The inter-molecular correlation functions, however, scale as an exponential [i.e. Eq. (1)] only for time shorter than a few tens of pico-second, and show a clear scaling as \(G_\text{inter} (t) \sim t^{-3/2}\) for large time which is a characteristic signature of the diffusion process controlling the motion of the molecules.

At longer times, translational diffusion continually brings new molecular neighbours into and out of the local environment. This diffusive process produces the characteristic long-time \(t^{-3/2}\) decay predicted theoretically for freely diffusing particles. The scaling \(G_\text{inter} (t) \sim t^{-3/2}\) has long been predicted, and analytical expressions have been proposed by Ayant et al. [24] and Hwang and Freed [25], in the context of freely diffusing hard spheres. Following Ref [6], this expression is here referred to as a ADHF.

The intra molecular spectrum \(J_\textrm{intra}^{(0)}\) can be reasonably well adjusted by a Lorentzian

(2)\[J_\text{intra} (f) = G_\text{intra} (0) \dfrac{2 \tau_\text{c}}{1 + 4 \pi^2 f^2 \tau_\text{c}^2}\]

using \(\tau_\text{c} = 6.3\) ps and \(G(0) = 56300\) A⁻⁶ ps⁻² for \(T = 300\) K and \(\tau_\text{c} = 3.2\) ps and \(G(0) = 59500\) A⁻⁶ ps⁻² for \(T = 275\) K.

The inter molecular spectrum \(J_\textrm{inter}^{(0)}\), however, does not follow the Lorentzian plateau, particularly at the lowest frequencies, which is consistent with the correlation function \(G_\textrm{inter}^{(0)}\) decaying with time as a power law. In that case, and following closely Ref. [26], an exact analytical expression for the surface spectrum \(J_\textrm{surf} (f)\) can be obtained from the first return passage time of a molecule between successive adsorption and desorption at the surface of a sphere, in the limit of a large diffusing reservoir:

(3)\[J_\text{inter} (f) \sim \left[ 1 + A + B \sqrt{ 2 \pi f} \right]^{-1}.\]

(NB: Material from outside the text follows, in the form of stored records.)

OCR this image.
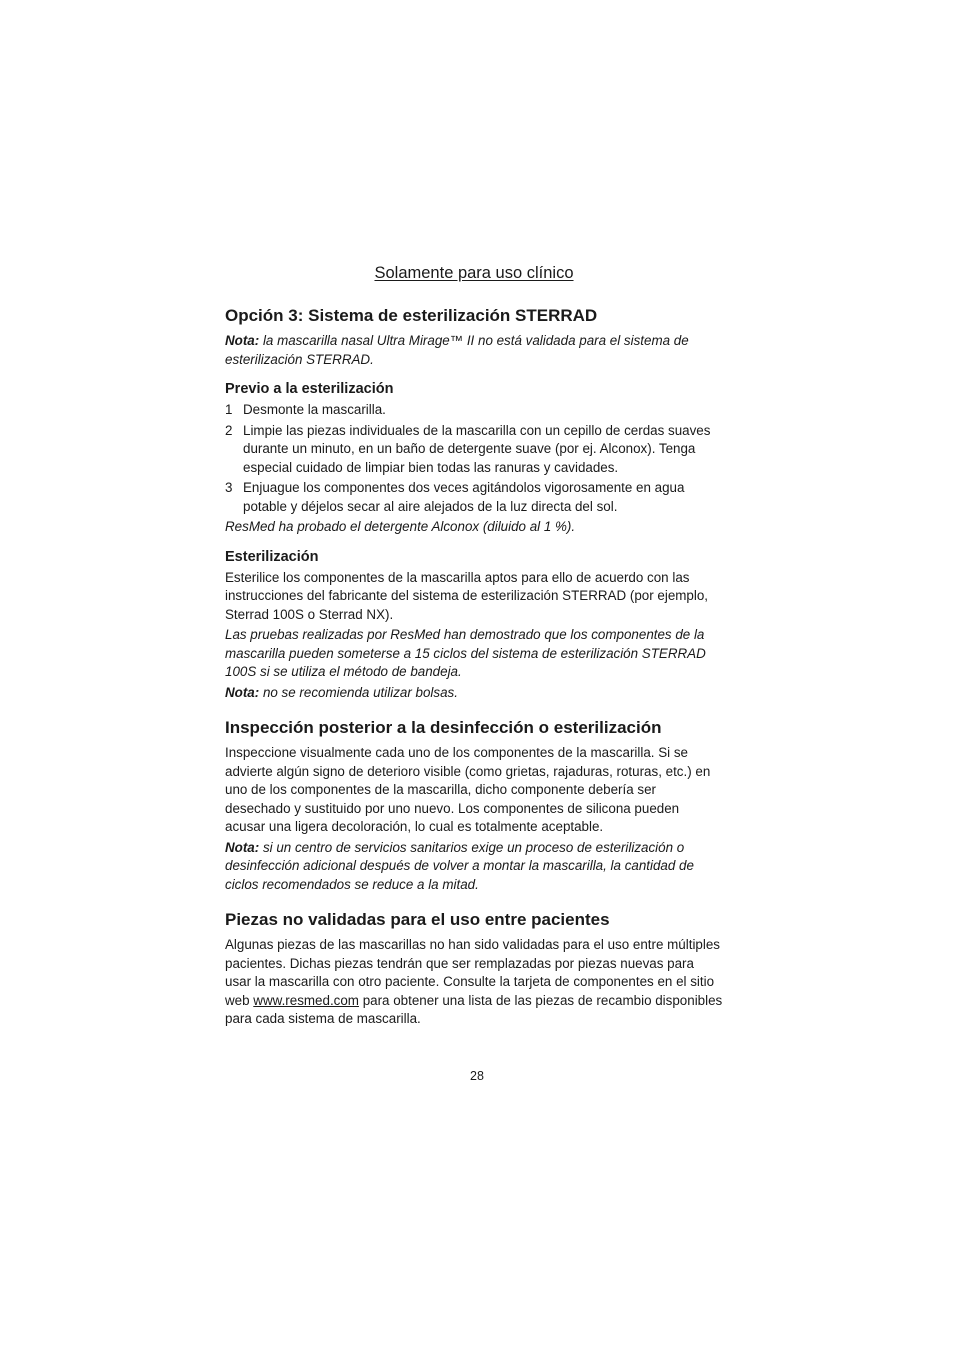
Solamente para uso clínico
Opción 3: Sistema de esterilización STERRAD

Nota: la mascarilla nasal Ultra Mirage™ II no está validada para el sistema de esterilización STERRAD.

Previo a la esterilización
1 Desmonte la mascarilla.
2 Limpie las piezas individuales de la mascarilla con un cepillo de cerdas suaves durante un minuto, en un baño de detergente suave (por ej. Alconox). Tenga especial cuidado de limpiar bien todas las ranuras y cavidades.
3 Enjuague los componentes dos veces agitándolos vigorosamente en agua potable y déjelos secar al aire alejados de la luz directa del sol.

ResMed ha probado el detergente Alconox (diluido al 1 %).

Esterilización

Esterilice los componentes de la mascarilla aptos para ello de acuerdo con las instrucciones del fabricante del sistema de esterilización STERRAD (por ejemplo, Sterrad 100S o Sterrad NX).

Las pruebas realizadas por ResMed han demostrado que los componentes de la mascarilla pueden someterse a 15 ciclos del sistema de esterilización STERRAD 100S si se utiliza el método de bandeja.

Nota: no se recomienda utilizar bolsas.

Inspección posterior a la desinfección o esterilización

Inspeccione visualmente cada uno de los componentes de la mascarilla. Si se advierte algún signo de deterioro visible (como grietas, rajaduras, roturas, etc.) en uno de los componentes de la mascarilla, dicho componente debería ser desechado y sustituido por uno nuevo. Los componentes de silicona pueden acusar una ligera decoloración, lo cual es totalmente aceptable.

Nota: si un centro de servicios sanitarios exige un proceso de esterilización o desinfección adicional después de volver a montar la mascarilla, la cantidad de ciclos recomendados se reduce a la mitad.

Piezas no validadas para el uso entre pacientes

Algunas piezas de las mascarillas no han sido validadas para el uso entre múltiples pacientes. Dichas piezas tendrán que ser remplazadas por piezas nuevas para usar la mascarilla con otro paciente. Consulte la tarjeta de componentes en el sitio web www.resmed.com para obtener una lista de las piezas de recambio disponibles para cada sistema de mascarilla.

28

Still from Ref. [26], one can deduce that \(A = k r / D\) and \(B = r / \sqrt{D}\) where \(r\) is here the radius of the water molecule, \(D\) the diffusion coefficient, and \(k\) a phenomenological rate constant with the units of m/s. The frequency scaling as predicted by equation (3) is in good agreement with molecular dynamics results at frequency lower than \(10^4\) MHz.